Setting up a pre-commit spell checker using husky and spellchecker-cli
A year after setting up this website, and getting some views on my earlier blogs, I chanced upon a feedback shared by a reader which brought a grave mistake to light.
The mistake was not that the reader found a spelling error in the blog, but that there had been tens of such errors across different pages on the website. On a lucky pass, the feedback helped me notice that I really needed some sort of spell check in all my pages. This led to me setting up a pre-commit task for spell checking on the changed files in my Next Js project.
This blog talks my setup for the same.
Starting with an empty project
For the purpose of the blog, we will start with creating a basic react app with
create react app
. However, the below setup will work with most modern frontend frameworks, including Next Js.You can skip this section if you already have a working project in which you would want to integrate.
We will start with creating a starter react project.
npx create-react-app spell-checker-example
cd spell-checker-example
While we don't need to, the dev server is now available through:
npm start
Setting up the spell checker
Let's the install the spellchecker-cli
npm package which would abstract out the logic behind spell checking. This package wonderfully checks for spelling errors, and basic grammar and supports a bunch of customizations ( Link to the documentation ).
npm i -D spellchecker-cli
The spell checking can now be run as a script from package.json.
// package.json
{
...
"scripts": {
...
// spellcheckerrc.json is the config file respected by spellchecker-cli.
"spell-check": "spellchecker --config .spellcheckerrc.json"
As a next step, let's add our basic configuration for the spellchecker-cli.
touch .spellcheckerrc.json
// .spellcheckerrc.json
{
"files": [
"./src"
],
"generateDictionary": true,
"quiet": false
}
With this, our spell-checker is now working with:
npm run spell-check
Running a spell-check will find all spelling errors in the files passed in the files array. All the errors from the run are copied into dictionary.txt
.
Our current setup has a couple of limitations -
- It requires to be run manually.
- It can be slow since it always checks all the files in the entire src folder.
- It checks and runs into errors due to variable name and any other words which are not actually a part of the english vocabulary.
Solving for the limitations
Limitation 1: It runs manually
Husky is a library that integrates deeply with git hooks and makes native git hooks easier. We will use it to create a pre-commit hook which runs the spell checker before every commit. Depending on your usecase, the same logic below would work for a pre-push/any other git hook if needed.
husky-init
is a one time command to quickly setup husky.
npx husky-init && npm install
This should create a sample precommit file. Edit it to run the spell-check command on every pre-commit.
#!/bin/sh
. "$(dirname "$0")/_/husky.sh"
npm run spell-check
That's about it. Henceforth, spell-check would run before every commit on the repository.

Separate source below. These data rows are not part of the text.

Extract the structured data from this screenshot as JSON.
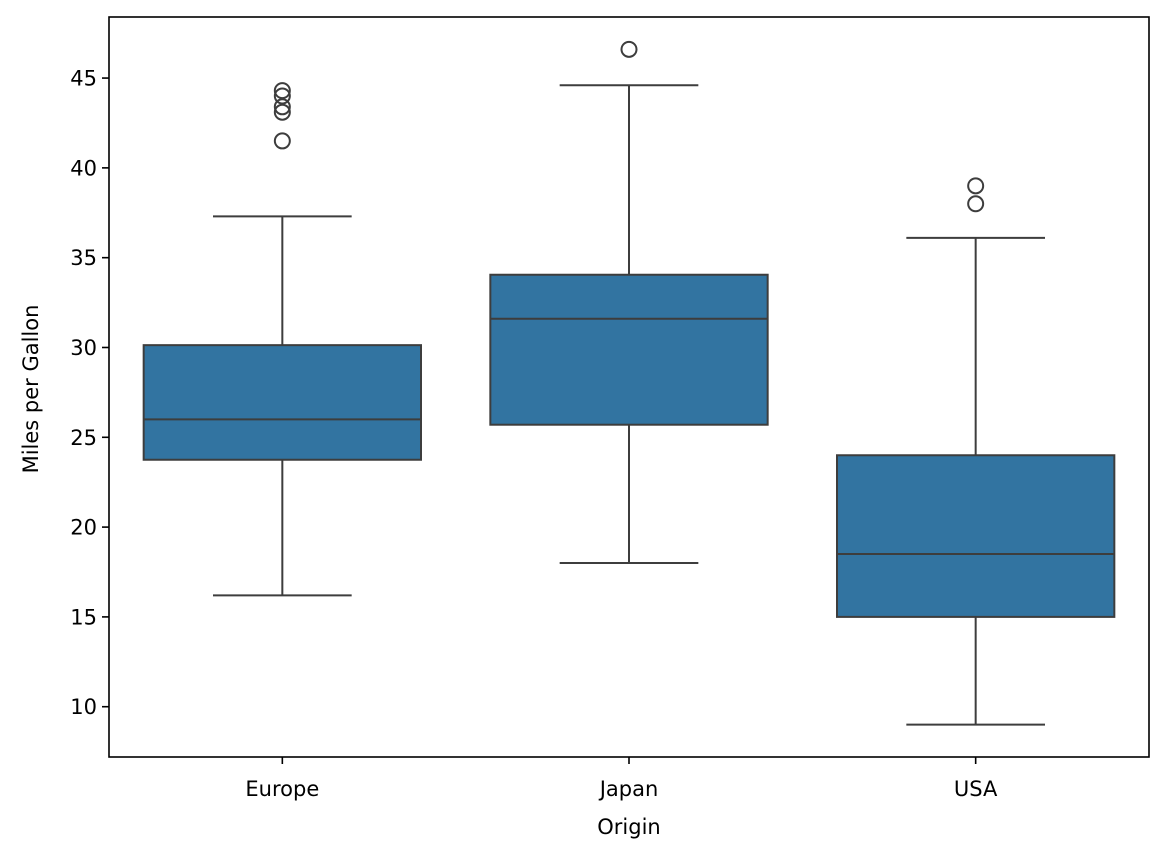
{
  "chart_data": {
    "type": "box",
    "title": "",
    "xlabel": "Origin",
    "ylabel": "Miles per Gallon",
    "ylim": [
      7.2,
      48.4
    ],
    "yticks": [
      10,
      15,
      20,
      25,
      30,
      35,
      40,
      45
    ],
    "grid": false,
    "colors": {
      "box_fill": "#3274a1",
      "line": "#3d3d3d",
      "frame": "#000000"
    },
    "categories": [
      "Europe",
      "Japan",
      "USA"
    ],
    "boxes": [
      {
        "category": "Europe",
        "whisker_low": 16.2,
        "q1": 23.75,
        "median": 26.0,
        "q3": 30.13,
        "whisker_high": 37.3,
        "outliers": [
          41.5,
          43.1,
          43.4,
          44.0,
          44.3
        ]
      },
      {
        "category": "Japan",
        "whisker_low": 18.0,
        "q1": 25.7,
        "median": 31.6,
        "q3": 34.05,
        "whisker_high": 44.6,
        "outliers": [
          46.6
        ]
      },
      {
        "category": "USA",
        "whisker_low": 9.0,
        "q1": 15.0,
        "median": 18.5,
        "q3": 24.0,
        "whisker_high": 36.1,
        "outliers": [
          38.0,
          39.0
        ]
      }
    ]
  }
}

Limitation 2: Spell-check is slow and runs more files than needed
Our problem here could be solved by running only those files which have changed, and are staged. Luckily, .husky/pre-commit
file is just another shell file which has access to the git environment.
We can get the list of staged files by using git diff --name-only --cached
Let's use this command in the file to override the hardcode list of files in the .spellcheckerrc.json
#!/bin/sh
. "$(dirname "$0")/_/husky.sh"
changedFiles="$(git diff --name-only --cached)"

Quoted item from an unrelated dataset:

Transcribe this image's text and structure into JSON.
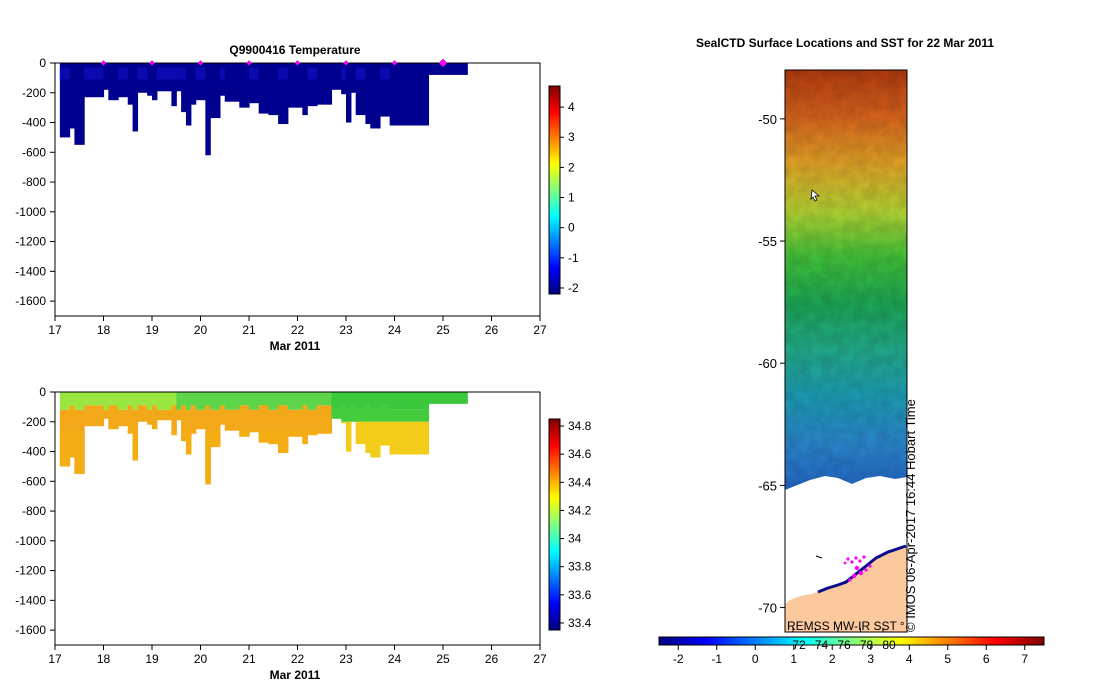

npm run spell-check --files ${changedFiles}
This works as expected and now, spell-checker would only check files which have been staged. However, now it checks images, along any other non text staged files as well. To get past that, one can eloquently pass a negation of the regex of the assets/public folder to the list of files.
npm run spell-check --files ${changedFiles} "!public/**" "!**/*.scss"<other paths to public folders>
Limitation 3: Spell-check does not recognize non english keywords
There are two ways of solving this -
The
ignore
option in spellcheckerrc would let us pass an array of regexes that can be ignored during spell-checking.// .spellcheckerrc.json
// example regex to match camelCased words
// variables are camelCased in Js
"ignore": [
"[a-z]+((\\d)|([A-Z0-9][a-z0-9]+))+"
]
With
"generateDictionary": true
, every run of spell-check generates adictionary.txt
file which contains a list of words in which the spell errors were found. The ideal flow would be fix all the spelling errors from the file until a run goes smoothly. If any valid words are found which spell-checker should recognize, they can be added to an extra dictionary file.// .spellcheckerrc.json
// Our project specific vocabulary/any other valid words
"dictionaries": [
"./dictionary-clean.txt"
]
With this, our spell checker is all ready to go.